Low-certainty evidence from modelling studies showed that retesting women after treatment with an HPV DNA test at 12 or 24 months follow-up, or with HPV DNA/cytology co-testing at 12 months may result in similar reductions in cervical cancer and deaths; using co-testing is likely to increase treatments and costs (Web annex A, Supplementary material 13). Recommendations to extend the length of time before follow-up testing may be of some concern to practitioners, as shorter durations (e.g. 12 months) may be practised in some settings. There may also be a challenging period for a programme when transitioning from VIA or cytology to HPV DNA testing, when women may be screened with VIA or cytology but retested at follow-up with HPV DNA testing.

4.2. Recommendations and good practice statements: women living with HIV7

21.

WHO recommends using HPV DNA detection as the primary screening test rather than VIA or cytology in screening and treatment approaches among both the general population of women and women living with HIV.*

[Strong recommendation, moderate-certainty evidence]

Remarks: Existing programmes with quality-assured cytology as the primary screening test should be continued until HPV DNA testing is operational; existing programmes using VIA as the primary screening test should transition rapidly because of inherent challenges with quality assurance.

22.

WHO suggests using an HPV DNA primary screening test with triage rather than without triage to prevent cervical cancer among women living with HIV.

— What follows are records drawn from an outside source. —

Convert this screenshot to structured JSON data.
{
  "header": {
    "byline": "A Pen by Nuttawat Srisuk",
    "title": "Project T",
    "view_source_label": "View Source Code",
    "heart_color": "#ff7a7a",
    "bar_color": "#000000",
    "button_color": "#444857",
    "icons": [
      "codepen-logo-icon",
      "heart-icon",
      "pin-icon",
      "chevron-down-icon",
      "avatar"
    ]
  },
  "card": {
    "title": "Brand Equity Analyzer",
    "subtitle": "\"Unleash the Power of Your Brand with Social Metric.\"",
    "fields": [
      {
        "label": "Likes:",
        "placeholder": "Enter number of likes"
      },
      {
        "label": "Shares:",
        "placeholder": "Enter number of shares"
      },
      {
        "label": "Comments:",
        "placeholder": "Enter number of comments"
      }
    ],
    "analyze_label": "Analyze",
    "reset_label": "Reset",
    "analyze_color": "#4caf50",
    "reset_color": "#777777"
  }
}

[Conditional recommendation, moderate-certainty evidence]

23.

In a screen, triage and treat approach using HPV DNA detection as the primary screening test among women living with HIV, WHO suggests using partial genotyping, colposcopy, VIA or cytology to triage women after a positive HPV DNA test (Annex 4).

[Conditional recommendation, moderate-certainty evidence]

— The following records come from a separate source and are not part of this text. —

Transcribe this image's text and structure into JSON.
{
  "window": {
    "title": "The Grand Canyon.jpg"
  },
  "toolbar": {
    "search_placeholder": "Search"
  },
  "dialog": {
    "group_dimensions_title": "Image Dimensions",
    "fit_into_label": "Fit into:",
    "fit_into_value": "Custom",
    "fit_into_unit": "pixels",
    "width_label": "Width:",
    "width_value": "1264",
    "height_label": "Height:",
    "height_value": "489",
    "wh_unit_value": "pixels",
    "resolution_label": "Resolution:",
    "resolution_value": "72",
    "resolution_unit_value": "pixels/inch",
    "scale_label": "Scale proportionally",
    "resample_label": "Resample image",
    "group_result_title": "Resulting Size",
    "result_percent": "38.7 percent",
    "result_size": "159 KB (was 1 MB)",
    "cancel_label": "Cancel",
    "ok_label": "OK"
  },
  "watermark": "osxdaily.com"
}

Remarks: The benefits, harms and programmatic costs of the triage options are similar; therefore, the choice of triage method will be dependent on feasibility, training, programme quality assurance and resources in countries. HPV16/18 genotyping could be integrated into the HPV DNA test (refer to Annex 4 for specific details of the algorithms).

24.

When providing HPV DNA testing, WHO suggests using either samples taken by a health-care provider or self-collected samples among both the general population of women and women living with HIV.*

[Conditional recommendation, low-certainty evidence]

25.

WHO suggests starting regular cervical cancer screening at the age of 25 years among women living with HIV.

[Conditional recommendation, low-certainty evidence]

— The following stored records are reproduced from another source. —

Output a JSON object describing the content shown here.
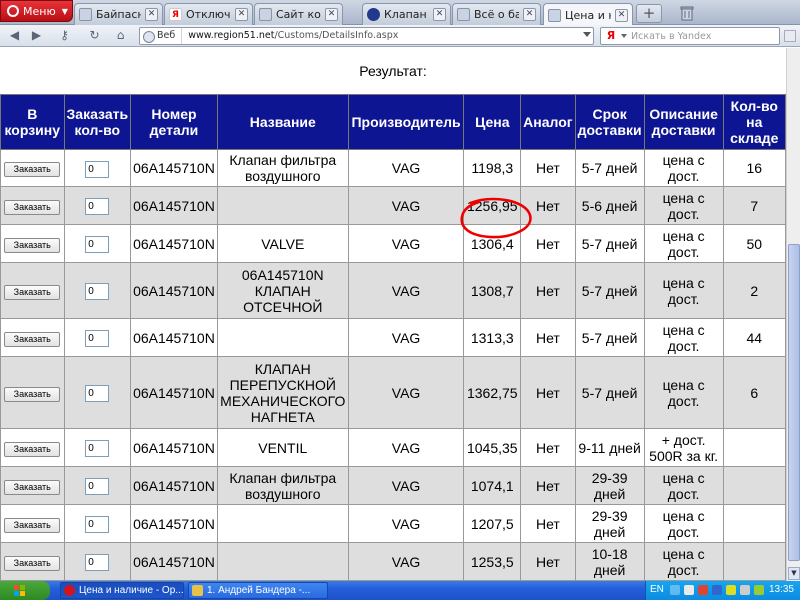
{
  "browser": {
    "menu_label": "Меню",
    "tabs": [
      {
        "title": "Байпасный...",
        "favicon": "page-icon",
        "active": false
      },
      {
        "title": "Отключаю...",
        "favicon": "yandex-icon",
        "active": false
      },
      {
        "title": "Сайт комп...",
        "favicon": "page-icon",
        "active": false
      },
      {
        "title": "Клапан сис...",
        "favicon": "mazda-icon",
        "active": false
      },
      {
        "title": "Всё о байп...",
        "favicon": "page-icon",
        "active": false
      },
      {
        "title": "Цена и нал...",
        "favicon": "page-icon",
        "active": true
      }
    ],
    "web_label": "Веб",
    "url_host": "www.region51.net",
    "url_path": "/Customs/DetailsInfo.aspx",
    "search_placeholder": "Искать в Yandex"
  },
  "page": {
    "result_label": "Результат:",
    "headers": [
      "В корзину",
      "Заказать кол-во",
      "Номер детали",
      "Название",
      "Производитель",
      "Цена",
      "Аналог",
      "Срок доставки",
      "Описание доставки",
      "Кол-во на складе"
    ],
    "order_label": "Заказать",
    "rows": [
      {
        "qty": "0",
        "part": "06A145710N",
        "name": "Клапан фильтра воздушного",
        "maker": "VAG",
        "price": "1198,3",
        "analog": "Нет",
        "term": "5-7 дней",
        "desc": "цена с дост.",
        "stock": "16"
      },
      {
        "qty": "0",
        "part": "06A145710N",
        "name": "",
        "maker": "VAG",
        "price": "1256,95",
        "analog": "Нет",
        "term": "5-6 дней",
        "desc": "цена с дост.",
        "stock": "7"
      },
      {
        "qty": "0",
        "part": "06A145710N",
        "name": "VALVE",
        "maker": "VAG",
        "price": "1306,4",
        "analog": "Нет",
        "term": "5-7 дней",
        "desc": "цена с дост.",
        "stock": "50"
      },
      {
        "qty": "0",
        "part": "06A145710N",
        "name": "06A145710N КЛАПАН ОТСЕЧНОЙ",
        "maker": "VAG",
        "price": "1308,7",
        "analog": "Нет",
        "term": "5-7 дней",
        "desc": "цена с дост.",
        "stock": "2"
      },
      {
        "qty": "0",
        "part": "06A145710N",
        "name": "",
        "maker": "VAG",
        "price": "1313,3",
        "analog": "Нет",
        "term": "5-7 дней",
        "desc": "цена с дост.",
        "stock": "44"
      },
      {
        "qty": "0",
        "part": "06A145710N",
        "name": "КЛАПАН ПЕРЕПУСКНОЙ МЕХАНИЧЕСКОГО НАГНЕТА",
        "maker": "VAG",
        "price": "1362,75",
        "analog": "Нет",
        "term": "5-7 дней",
        "desc": "цена с дост.",
        "stock": "6"
      },
      {
        "qty": "0",
        "part": "06A145710N",
        "name": "VENTIL",
        "maker": "VAG",
        "price": "1045,35",
        "analog": "Нет",
        "term": "9-11 дней",
        "desc": "+ дост. 500R за кг.",
        "stock": ""
      },
      {
        "qty": "0",
        "part": "06A145710N",
        "name": "Клапан фильтра воздушного",
        "maker": "VAG",
        "price": "1074,1",
        "analog": "Нет",
        "term": "29-39 дней",
        "desc": "цена с дост.",
        "stock": ""
      },
      {
        "qty": "0",
        "part": "06A145710N",
        "name": "",
        "maker": "VAG",
        "price": "1207,5",
        "analog": "Нет",
        "term": "29-39 дней",
        "desc": "цена с дост.",
        "stock": ""
      },
      {
        "qty": "0",
        "part": "06A145710N",
        "name": "",
        "maker": "VAG",
        "price": "1253,5",
        "analog": "Нет",
        "term": "10-18 дней",
        "desc": "цена с дост.",
        "stock": ""
      }
    ]
  },
  "taskbar": {
    "items": [
      {
        "label": "Цена и наличие - Ор...",
        "active": true
      },
      {
        "label": "1. Андрей Бандера -...",
        "active": false
      }
    ],
    "lang": "EN",
    "clock": "13:35"
  },
  "colors": {
    "header_bg": "#0e1593",
    "row_alt": "#dedede",
    "highlight_ring": "#ee0000",
    "opera_red": "#d0161d"
  }
}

Remarks: Low-certainty evidence found that there are likely to be small numbers of women living with HIV with cervical cancer who are below the age of 25. This recommendation applies to women living with HIV regardless of when they first tested positive for HIV.

26.

After the age of 50 years, WHO suggests screening is stopped after two consecutive negative screening results consistent with the recommended regular screening intervals among both the general population of women and women living with HIV.*

[Conditional recommendation, very low-certainty evidence]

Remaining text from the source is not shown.